The Parliamentary Register for this year was published by printer John Almon, and he leaned decidedly toward the Whigs. One result of that, I suspect, was that opposition speeches were recorded more fully than speeches in favor of the government. Wombwell’s remarks were summarized in four lines and “&c.” while Johnstone’s filled a page and a half.

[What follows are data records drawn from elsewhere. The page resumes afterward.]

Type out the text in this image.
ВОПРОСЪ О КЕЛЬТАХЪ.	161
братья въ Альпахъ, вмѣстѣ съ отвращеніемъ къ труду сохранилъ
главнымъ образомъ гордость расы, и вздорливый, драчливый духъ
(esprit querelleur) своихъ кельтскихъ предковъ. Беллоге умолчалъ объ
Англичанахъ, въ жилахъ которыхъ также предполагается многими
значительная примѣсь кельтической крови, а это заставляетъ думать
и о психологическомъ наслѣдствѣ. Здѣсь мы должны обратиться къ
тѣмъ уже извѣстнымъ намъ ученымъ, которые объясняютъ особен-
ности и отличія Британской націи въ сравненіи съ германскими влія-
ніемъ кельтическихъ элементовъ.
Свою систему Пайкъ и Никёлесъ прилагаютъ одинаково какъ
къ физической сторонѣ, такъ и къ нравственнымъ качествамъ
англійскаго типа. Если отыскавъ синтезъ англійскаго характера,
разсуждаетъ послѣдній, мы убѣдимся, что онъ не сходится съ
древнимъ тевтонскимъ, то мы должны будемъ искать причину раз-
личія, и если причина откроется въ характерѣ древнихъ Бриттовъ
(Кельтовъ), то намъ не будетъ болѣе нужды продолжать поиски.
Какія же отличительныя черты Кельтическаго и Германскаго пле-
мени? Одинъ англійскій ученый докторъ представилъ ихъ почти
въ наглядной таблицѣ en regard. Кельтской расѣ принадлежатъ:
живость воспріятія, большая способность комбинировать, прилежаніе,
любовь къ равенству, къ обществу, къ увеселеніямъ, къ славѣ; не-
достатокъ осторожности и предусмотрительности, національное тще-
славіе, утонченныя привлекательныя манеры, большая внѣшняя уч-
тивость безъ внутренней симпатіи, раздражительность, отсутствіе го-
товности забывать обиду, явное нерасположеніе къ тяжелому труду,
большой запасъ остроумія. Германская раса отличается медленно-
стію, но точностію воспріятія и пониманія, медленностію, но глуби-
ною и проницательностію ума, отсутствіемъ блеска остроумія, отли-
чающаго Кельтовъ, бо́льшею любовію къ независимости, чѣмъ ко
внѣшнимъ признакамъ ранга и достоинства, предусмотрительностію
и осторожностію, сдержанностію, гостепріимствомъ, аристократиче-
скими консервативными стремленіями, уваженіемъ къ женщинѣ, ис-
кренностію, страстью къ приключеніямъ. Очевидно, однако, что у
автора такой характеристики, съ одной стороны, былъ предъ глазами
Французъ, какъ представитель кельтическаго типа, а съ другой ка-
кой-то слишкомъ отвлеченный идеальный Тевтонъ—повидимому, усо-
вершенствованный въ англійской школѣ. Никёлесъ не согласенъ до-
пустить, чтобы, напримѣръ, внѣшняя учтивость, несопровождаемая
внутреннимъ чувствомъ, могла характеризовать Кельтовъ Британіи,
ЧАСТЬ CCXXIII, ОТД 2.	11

The next speaker was John Wilkes, and he got six pages. Among his remarks to the government:
Nothing decisive can follow from the late successful affair on Long Island, no more than from the defeat at Sullivan’s Island. New York will probably fall into your hands, but your situation will in that case be scarcely mended since the last year, for you then possessed the capital of North America, Boston. Is that great and important town advantageously exchanged for New York? I forgot that we still possess the fishing hamlet of Halifax.
The Hon. Temple Luttrell, son of an earl, offered a speech full of historical allusions both ancient and modern. He insisted:
It is a very unfair argument to alledge that the Americans fight for independency---You must be sensible, Sir, that the only way to straighten a bow is to wrest it with vigour to an opposite curve: the acts of this legislature affecting the colonists were so warped from rectitude, that their only chance to recover a right line of justice was by proceeding to contrary extremities, to announce disunion and absolute freedom. . . .

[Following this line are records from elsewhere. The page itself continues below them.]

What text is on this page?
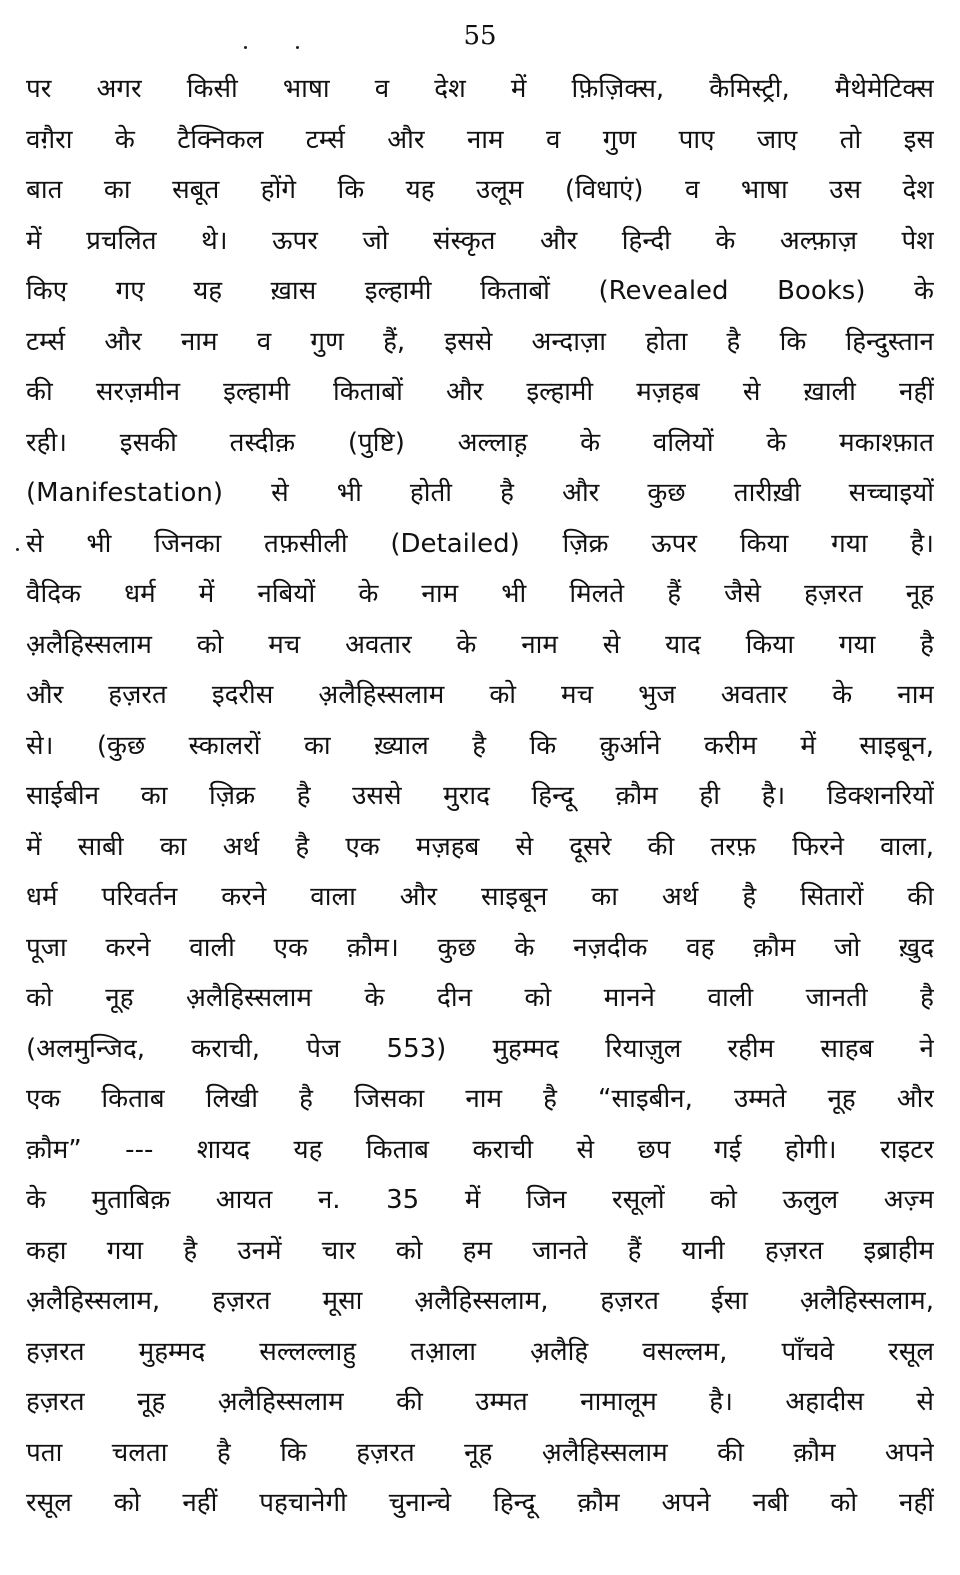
55
पर अगर किसी भाषा व देश में फ़िज़िक्स, कैमिस्ट्री, मैथेमेटिक्स
वग़ैरा के टैक्निकल टर्म्स और नाम व गुण पाए जाए तो इस
बात का सबूत होंगे कि यह उलूम (विधाएं) व भाषा उस देश
में प्रचलित थे। ऊपर जो संस्कृत और हिन्दी के अल्फ़ाज़ पेश
किए गए यह ख़ास इल्हामी किताबों (Revealed Books) के
टर्म्स और नाम व गुण हैं, इससे अन्दाज़ा होता है कि हिन्दुस्तान
की सरज़मीन इल्हामी किताबों और इल्हामी मज़हब से ख़ाली नहीं
रही। इसकी तस्दीक़ (पुष्टि) अल्लाह़ के वलियों के मकाश्फ़ात
(Manifestation) से भी होती है और कुछ तारीख़ी सच्चाइयों
से भी जिनका तफ़सीली (Detailed) ज़िक्र ऊपर किया गया है।
वैदिक धर्म में नबियों के नाम भी मिलते हैं जैसे हज़रत नूह
अ़लैहिस्सलाम को मच अवतार के नाम से याद किया गया है
और हज़रत इदरीस अ़लैहिस्सलाम को मच भुज अवतार के नाम
से। (कुछ स्कालरों का ख़्याल है कि क़ुर्आने करीम में साइबून,
साईबीन का ज़िक्र है उससे मुराद हिन्दू क़ौम ही है। डिक्शनरियों
में साबी का अर्थ है एक मज़हब से दूसरे की तरफ़ फिरने वाला,
धर्म परिवर्तन करने वाला और साइबून का अर्थ है सितारों की
पूजा करने वाली एक क़ौम। कुछ के नज़दीक वह क़ौम जो ख़ुद
को नूह अ़लैहिस्सलाम के दीन को मानने वाली जानती है
(अलमुन्जिद, कराची, पेज 553) मुहम्मद रियाज़ुल रहीम साहब ने
एक किताब लिखी है जिसका नाम है “साइबीन, उम्मते नूह और
क़ौम” --- शायद यह किताब कराची से छप गई होगी। राइटर
के मुताबिक़ आयत न. 35 में जिन रसूलों को ऊलुल अज़्म
कहा गया है उनमें चार को हम जानते हैं यानी हज़रत इब्राहीम
अ़लैहिस्सलाम, हज़रत मूसा अ़लैहिस्सलाम, हज़रत ईसा अ़लैहिस्सलाम,
हज़रत मुहम्मद सल्लल्लाहु तआ़ला अ़लैहि वसल्लम, पाँचवे रसूल
हज़रत नूह अ़लैहिस्सलाम की उम्मत नामालूम है। अहादीस से
पता चलता है कि हज़रत नूह अ़लैहिस्सलाम की क़ौम अपने
रसूल को नहीं पहचानेगी चुनान्चे हिन्दू क़ौम अपने नबी को नहीं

If you empower the commissioners in America [Adm. Richard Howe and Gen. Sir William Howe] to propose peace on equitable conditions, offer to restore their charters, and relinquish the unsustainable claim of taxation with a good grace---even now while your armies figure in the field, under hitherto triumphant generals---and I make no doubt, but by so laudable a step, you will obtain from your colonies, through the Howe’s, as fair and magnanimous an answer, as that which was sent from the Falerii to the Roman senate, by the great Camillus---“The Romans in having preferred justice to conquest, have taught us to be satisfied with submission instead of liberty.”
The supporters of the American cause were thus not much better informed about the state of the new U.S. of A. than the government ministers. They believed the Declaration of Independence was just a bargaining position and might yet be withdrawn.

TOMORROW: The debate rolls on.

1 comment:

EJWitek said...

Couldn't pass on the opportunity to mention that George Finch-Hatton's son, also named George, succeeded to the titles of Earls of Wilsingham/Nottingham and fought a rather famous duel with the Duke of Wellington. His great-grandson, Denys Fitch-Hatton, was the big game hunter and lover of Karen Blixen of Out of Africa fame.